- The Washington Times - Sunday, March 30, 2008

Years from now, they probably won’t talk about the night they came to Nationals Park and watched the home team beat the Baltimore Orioles in an exhibition game.

They won’t remember that Jason Bergmann threw the first pitch (a low fastball to Brian Roberts) or that Nick Johnson recorded the first hit (a blooper to center) or that Cristian Guzman scored the first run (on Johnson’s first-inning single).

No, all of those events that transpired last night in the Washington Nationals’ 3-0 victory will fade into the back recesses of the minds of the 34,635 who were given tickets to the first professional game at Nationals Park. They’ll quickly be replaced by everything that happens tonight, when the new stadium along the Anacostia River officially opens before a sellout crowd and a national TV audience.

“It was exciting, but I think tomorrow will be better,” third baseman Ryan Zimmerman said. “It’s going to be awesome, a great way for this city to celebrate baseball.”

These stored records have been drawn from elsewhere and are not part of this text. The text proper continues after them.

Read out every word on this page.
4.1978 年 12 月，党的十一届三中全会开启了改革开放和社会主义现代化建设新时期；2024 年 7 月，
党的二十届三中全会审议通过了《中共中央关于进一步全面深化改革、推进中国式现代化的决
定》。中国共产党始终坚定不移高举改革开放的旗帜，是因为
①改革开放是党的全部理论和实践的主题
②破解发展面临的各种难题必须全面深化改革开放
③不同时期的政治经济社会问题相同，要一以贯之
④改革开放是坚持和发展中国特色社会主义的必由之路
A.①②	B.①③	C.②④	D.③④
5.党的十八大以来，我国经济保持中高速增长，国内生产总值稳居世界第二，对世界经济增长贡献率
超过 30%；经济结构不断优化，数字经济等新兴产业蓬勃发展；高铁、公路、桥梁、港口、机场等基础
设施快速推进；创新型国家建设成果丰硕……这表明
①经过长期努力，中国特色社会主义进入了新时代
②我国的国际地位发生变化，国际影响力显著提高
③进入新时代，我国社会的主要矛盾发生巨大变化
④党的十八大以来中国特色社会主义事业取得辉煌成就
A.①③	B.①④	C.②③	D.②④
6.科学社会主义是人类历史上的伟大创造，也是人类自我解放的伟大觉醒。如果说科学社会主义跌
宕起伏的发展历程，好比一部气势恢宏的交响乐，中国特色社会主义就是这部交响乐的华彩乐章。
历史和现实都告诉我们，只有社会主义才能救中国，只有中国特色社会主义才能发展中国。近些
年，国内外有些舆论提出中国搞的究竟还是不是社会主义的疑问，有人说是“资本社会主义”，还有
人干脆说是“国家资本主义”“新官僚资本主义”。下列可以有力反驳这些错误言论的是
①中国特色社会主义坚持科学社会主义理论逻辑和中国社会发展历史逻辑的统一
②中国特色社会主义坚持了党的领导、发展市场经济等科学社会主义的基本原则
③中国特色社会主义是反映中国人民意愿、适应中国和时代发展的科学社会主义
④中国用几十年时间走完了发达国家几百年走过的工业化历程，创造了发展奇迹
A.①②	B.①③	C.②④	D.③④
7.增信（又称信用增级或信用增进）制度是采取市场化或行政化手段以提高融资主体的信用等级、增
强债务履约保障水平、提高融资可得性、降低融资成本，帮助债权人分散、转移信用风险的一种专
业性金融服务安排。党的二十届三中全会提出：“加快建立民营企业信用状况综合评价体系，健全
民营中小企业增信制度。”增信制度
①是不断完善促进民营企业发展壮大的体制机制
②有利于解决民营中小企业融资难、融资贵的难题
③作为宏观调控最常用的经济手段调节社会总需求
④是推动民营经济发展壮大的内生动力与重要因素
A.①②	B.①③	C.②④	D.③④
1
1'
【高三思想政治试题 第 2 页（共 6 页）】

Not that last night’s test run didn’t prove valuable for everyone involved. The consensus opinion at the end of the night: Despite a few hiccups, things went quite well.

“The night was great, and I know that because fan after fan kept telling me that,” team president Stan Kasten said. “We’re going to open her up tomorrow night, and it’s going to work just fine.”

Bergmann tossed five scoreless innings of one-hit ball, a solid final tuneup for the right-hander before he makes his season debut Thursday in Philadelphia.

“It’s cool to have your own park, your fans,” Bergmann said. “It’s only half-full right now and it’s pretty loud. … This is our home park. We’re proud to be here.”

Manager Manny Acta’s newly announced starting lineup made some things happen, scoring two runs in the first off Orioles left-hander Adam Loewen thanks to a leadoff walk from Guzman, a Lastings Milledge hit-by-pitch and RBI hits by Johnson and Austin Kearns.

And when minor league left-hander Mike O’Connor struck out Guillermo Quiroz to end the game and close out a two-hitter for the Washington pitching staff, fireworks spewed from the roof of the center-field parking lot and the bundled-up crowd headed for the exits content to have seen the home team win.

“No complaints whatsoever,” Acta said. “It was beautiful. I heard that we had about 25,000 [fans]. It felt more like 50,000 for us.”

Acta and the Nationals can only imagine what the scene will be like tonight, when a true sellout crowd including President Bush packs the place for the season opener against the Atlanta Braves.

“We know a lot of people are going to be here,” Milledge said. “We know the president will be here. And we know a lot of people will be watching us. We know that. What we want to do is we want to play and we want to win. Nothing else really matters.”

For newcomers like Milledge, tonight represents an opportunity to make a first impression on Washington fans. For veterans like Zimmerman, this will be the latest in a string of memorable moments.

For the man on the mound, Odalis Perez, this signifies a career renaissance, from a journeyman left-hander who signed a minor league contract in spring training to the man who will throw the first official pitch in a ballpark.

“I’m not thinking about anything else,” Perez said. “I’m just thinking about going out there, getting the ball and throwing it for a strike.”

And for someone like Johnson, who hasn’t played in a big league game since he broke his right leg on Sept. 23, 2006, this will be about so much more than a new ballpark or another Opening Night.

“I can’t wait,” Johnson said. “For me, it’s a long time. … The emotions will be running pretty high.”

For the first time, the Nationals will play a meaningful ballgame in their very own park. They won’t have to worry about cramped clubhouse quarters. They won’t have to worry about poor field conditions and chalk lines from a soccer field. And they won’t have to worry about a lack of support, not with 41,888 Nationals fans cheering them on.

“I think it makes us a little more excited to come here every day,” Zimmerman said. “It gives us kind of a sense of pride to kind of protect it. When people come in here, we really don’t want to get beat. It’s ours now. It’s going to be tough to beat us here.”